14 daarom zal Ik met het huis, waarover mijn naam is uitgeroepen, waarop gij uw vertrouwen stelt, en met de plaats die Ik aan u en uw vaderen gegeven heb, doen gelijk Ik met Silo gedaan heb,
15 en Ik zal u van voor mijn aangezicht wegwerpen, gelijk Ik al uw broederen, het gehele zaad van Efraïm, weggeworpen heb.
16 Gij nu, bid niet voor dit volk; zend voor hen geen smeking op en geen gebed, en dring niet bij Mij aan, want Ik hoor naar u niet.
17 Ziet gij niet wat zij doen in de steden van Juda en op de straten van Jeruzalem?
18 De kinderen rapen hout, de vaders steken vuur aan en de vrouwen kneden deeg om offerkoeken te maken voor de koningin des hemels en zij brengen plengoffers aan andere goden teneinde Mij te krenken.

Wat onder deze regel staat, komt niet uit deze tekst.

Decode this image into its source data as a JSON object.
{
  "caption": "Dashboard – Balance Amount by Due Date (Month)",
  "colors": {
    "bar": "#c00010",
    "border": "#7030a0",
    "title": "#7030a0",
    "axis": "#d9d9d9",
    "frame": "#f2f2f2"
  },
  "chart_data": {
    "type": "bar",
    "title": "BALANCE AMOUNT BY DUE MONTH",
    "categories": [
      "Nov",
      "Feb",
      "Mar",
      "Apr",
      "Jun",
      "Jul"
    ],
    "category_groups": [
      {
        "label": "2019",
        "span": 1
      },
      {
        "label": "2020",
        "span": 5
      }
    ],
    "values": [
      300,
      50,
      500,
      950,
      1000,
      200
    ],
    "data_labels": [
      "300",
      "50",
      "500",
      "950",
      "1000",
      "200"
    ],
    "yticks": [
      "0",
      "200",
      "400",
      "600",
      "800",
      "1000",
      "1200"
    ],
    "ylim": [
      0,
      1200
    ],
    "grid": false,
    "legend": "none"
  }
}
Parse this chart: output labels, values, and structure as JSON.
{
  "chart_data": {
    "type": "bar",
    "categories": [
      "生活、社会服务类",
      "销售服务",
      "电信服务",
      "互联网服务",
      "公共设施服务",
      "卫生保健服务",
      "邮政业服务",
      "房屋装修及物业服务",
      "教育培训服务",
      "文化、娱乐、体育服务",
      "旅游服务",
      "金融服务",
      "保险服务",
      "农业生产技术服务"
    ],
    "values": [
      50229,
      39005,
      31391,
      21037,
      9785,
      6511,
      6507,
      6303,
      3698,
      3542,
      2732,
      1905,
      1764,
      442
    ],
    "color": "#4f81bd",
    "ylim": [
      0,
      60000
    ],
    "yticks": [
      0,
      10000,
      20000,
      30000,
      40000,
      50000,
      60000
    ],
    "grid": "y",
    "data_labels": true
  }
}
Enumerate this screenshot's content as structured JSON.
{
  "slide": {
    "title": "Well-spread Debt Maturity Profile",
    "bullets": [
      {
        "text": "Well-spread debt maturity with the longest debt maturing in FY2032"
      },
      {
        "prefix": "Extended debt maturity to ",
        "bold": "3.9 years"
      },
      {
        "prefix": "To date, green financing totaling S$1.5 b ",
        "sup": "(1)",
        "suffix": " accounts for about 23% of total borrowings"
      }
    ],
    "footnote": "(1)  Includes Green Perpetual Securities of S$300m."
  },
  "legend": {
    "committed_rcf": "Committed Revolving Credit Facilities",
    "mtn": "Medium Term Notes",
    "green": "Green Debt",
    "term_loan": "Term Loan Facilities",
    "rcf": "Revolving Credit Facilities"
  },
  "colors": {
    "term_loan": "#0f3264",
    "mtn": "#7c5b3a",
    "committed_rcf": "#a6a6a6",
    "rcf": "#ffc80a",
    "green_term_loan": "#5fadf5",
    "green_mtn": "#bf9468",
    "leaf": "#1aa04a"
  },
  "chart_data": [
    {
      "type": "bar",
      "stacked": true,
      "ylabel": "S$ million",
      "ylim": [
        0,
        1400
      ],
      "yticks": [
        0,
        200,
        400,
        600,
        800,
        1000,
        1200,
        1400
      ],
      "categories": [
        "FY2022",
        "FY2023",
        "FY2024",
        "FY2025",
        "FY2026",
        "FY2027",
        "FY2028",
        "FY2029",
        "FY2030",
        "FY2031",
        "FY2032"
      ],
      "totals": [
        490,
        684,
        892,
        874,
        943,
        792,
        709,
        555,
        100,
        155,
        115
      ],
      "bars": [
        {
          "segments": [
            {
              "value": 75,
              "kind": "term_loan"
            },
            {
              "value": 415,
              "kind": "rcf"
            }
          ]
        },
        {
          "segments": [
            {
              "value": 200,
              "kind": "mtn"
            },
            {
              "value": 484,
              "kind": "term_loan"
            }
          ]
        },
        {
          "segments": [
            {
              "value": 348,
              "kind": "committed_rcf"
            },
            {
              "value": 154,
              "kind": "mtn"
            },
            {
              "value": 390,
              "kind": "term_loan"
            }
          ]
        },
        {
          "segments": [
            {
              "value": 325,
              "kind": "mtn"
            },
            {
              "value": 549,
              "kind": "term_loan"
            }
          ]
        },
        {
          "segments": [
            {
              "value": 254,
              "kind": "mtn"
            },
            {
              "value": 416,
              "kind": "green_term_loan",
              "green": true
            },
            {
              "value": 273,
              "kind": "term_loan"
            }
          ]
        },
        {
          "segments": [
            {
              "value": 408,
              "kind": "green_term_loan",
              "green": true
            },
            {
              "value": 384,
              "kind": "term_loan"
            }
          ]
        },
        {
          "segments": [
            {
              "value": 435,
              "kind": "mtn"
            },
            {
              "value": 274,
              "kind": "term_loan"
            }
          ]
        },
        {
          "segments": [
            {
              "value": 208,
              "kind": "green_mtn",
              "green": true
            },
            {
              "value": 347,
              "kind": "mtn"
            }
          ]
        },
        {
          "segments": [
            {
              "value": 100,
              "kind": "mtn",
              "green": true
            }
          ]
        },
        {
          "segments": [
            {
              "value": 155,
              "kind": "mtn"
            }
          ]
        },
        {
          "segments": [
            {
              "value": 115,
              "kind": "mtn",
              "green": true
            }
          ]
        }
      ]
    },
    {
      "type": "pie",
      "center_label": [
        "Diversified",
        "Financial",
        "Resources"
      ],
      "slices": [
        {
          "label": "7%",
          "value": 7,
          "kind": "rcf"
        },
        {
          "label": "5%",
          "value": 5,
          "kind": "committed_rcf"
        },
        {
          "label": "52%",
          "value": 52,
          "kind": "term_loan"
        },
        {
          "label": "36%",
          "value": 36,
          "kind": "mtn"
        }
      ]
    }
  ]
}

19 Ben Ik het, die zij krenken? luidt het woord des Heren. Doen zij het zichzelf niet, tot beschaming van hun aangezicht?
20 Daarom, zo zegt de Here Here: Zie, mijn grimmige toorn giet zich uit te dezer plaatse over mens en dier, over het geboomte des velds en de vrucht van de bodem, en brandt zonder geblust te worden.